Bug 60457

Summary: SSLOCSPEnable setting is not inherited from server config into vhost config
Product: Apache httpd-2 Reporter: Robert Bost <rbost>
Component: mod_sslAssignee: Apache HTTPD Bugs Mailing List <bugs>
Status: NEW ---    
Severity: normal    
Priority: P2    
Version: 2.4.23   
Target Milestone: ---   
Hardware: All   
OS: All   
Attachments: patch proposal

Description Robert Bost 2016-12-08 19:33:07 UTC 
Created attachment 34508 [details]
patch proposal

When SSLOCSPEnable is set to On in global/server configuration, it is not inherited by VirtualHosts. If I move the configurations inside the VirtualHost, failure happens as expected and SSL handshake is not completed. A patch is attached that works for me. Patch was generated for 2.4.23.

Reproducer:

This is a simplified reproducer that does not actually perform OCSP check but you can see logging where it at least gets into OCSP code:

1. Install httpd and mod_ssl
2. Add the following configurations in ssl.conf but outside of the VirtualHost. I did have to create a CA and client cert but the Responder URL goes to nowhere.
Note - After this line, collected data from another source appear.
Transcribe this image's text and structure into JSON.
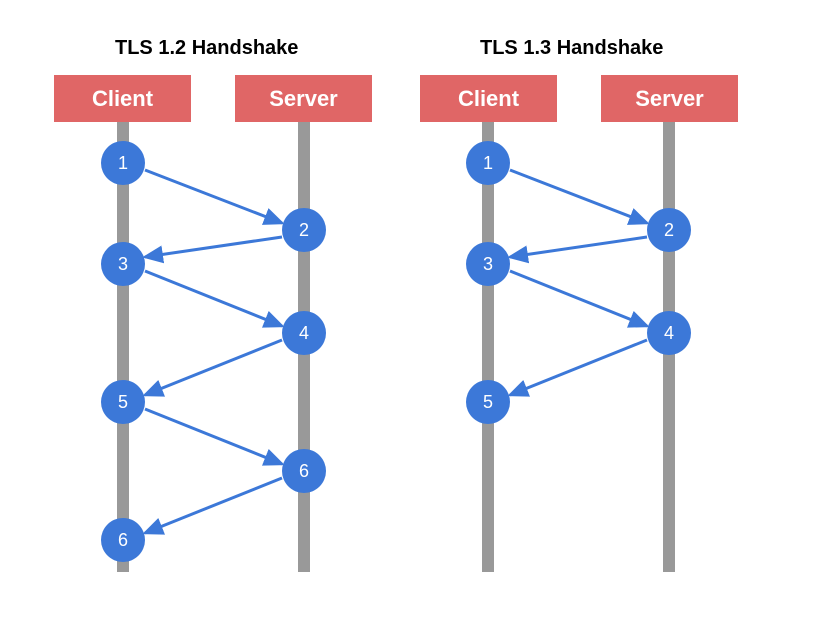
{
  "colors": {
    "box": "#e06666",
    "circle": "#3c78d8",
    "arrow": "#3c78d8",
    "lifeline": "#999999"
  },
  "diagrams": [
    {
      "title": "TLS 1.2 Handshake",
      "client_label": "Client",
      "server_label": "Server",
      "steps": [
        "1",
        "2",
        "3",
        "4",
        "5",
        "6",
        "6"
      ]
    },
    {
      "title": "TLS 1.3 Handshake",
      "client_label": "Client",
      "server_label": "Server",
      "steps": [
        "1",
        "2",
        "3",
        "4",
        "5"
      ]
    }
  ],
  "chart_data": [
    {
      "type": "sequence",
      "title": "TLS 1.2 Handshake",
      "participants": [
        "Client",
        "Server"
      ],
      "messages": [
        {
          "step": 1,
          "at": "Client"
        },
        {
          "step": 2,
          "at": "Server"
        },
        {
          "step": 3,
          "at": "Client"
        },
        {
          "step": 4,
          "at": "Server"
        },
        {
          "step": 5,
          "at": "Client"
        },
        {
          "step": 6,
          "at": "Server"
        },
        {
          "step": 6,
          "at": "Client"
        }
      ],
      "arrows": [
        {
          "from": 1,
          "to": 2
        },
        {
          "from": 2,
          "to": 3
        },
        {
          "from": 3,
          "to": 4
        },
        {
          "from": 4,
          "to": 5
        },
        {
          "from": 5,
          "to": 6
        },
        {
          "from": 6,
          "to": 7
        }
      ]
    },
    {
      "type": "sequence",
      "title": "TLS 1.3 Handshake",
      "participants": [
        "Client",
        "Server"
      ],
      "messages": [
        {
          "step": 1,
          "at": "Client"
        },
        {
          "step": 2,
          "at": "Server"
        },
        {
          "step": 3,
          "at": "Client"
        },
        {
          "step": 4,
          "at": "Server"
        },
        {
          "step": 5,
          "at": "Client"
        }
      ],
      "arrows": [
        {
          "from": 1,
          "to": 2
        },
        {
          "from": 2,
          "to": 3
        },
        {
          "from": 3,
          "to": 4
        },
        {
          "from": 4,
          "to": 5
        }
      ]
    }
  ]
}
 SSLCACertificateFile /tmp/cacert.crt
 SSLVerifyClient require
 SSLVerifyDepth 1
 SSLOCSPEnable On
 SSLOCSPDefaultResponder http://localhost:9999/
 SSLOCSPOverrideResponder On

3. Send request with a certificate signed by the /tmp/cacert.crt

 # curl -I -E ./cert.crt:test --key ./privkey.key -k https://localhost/
 HTTP/1.1 200 OK

4. The request above succeeds but should not because the OCSP responder is unreachable and cert cannot be validated.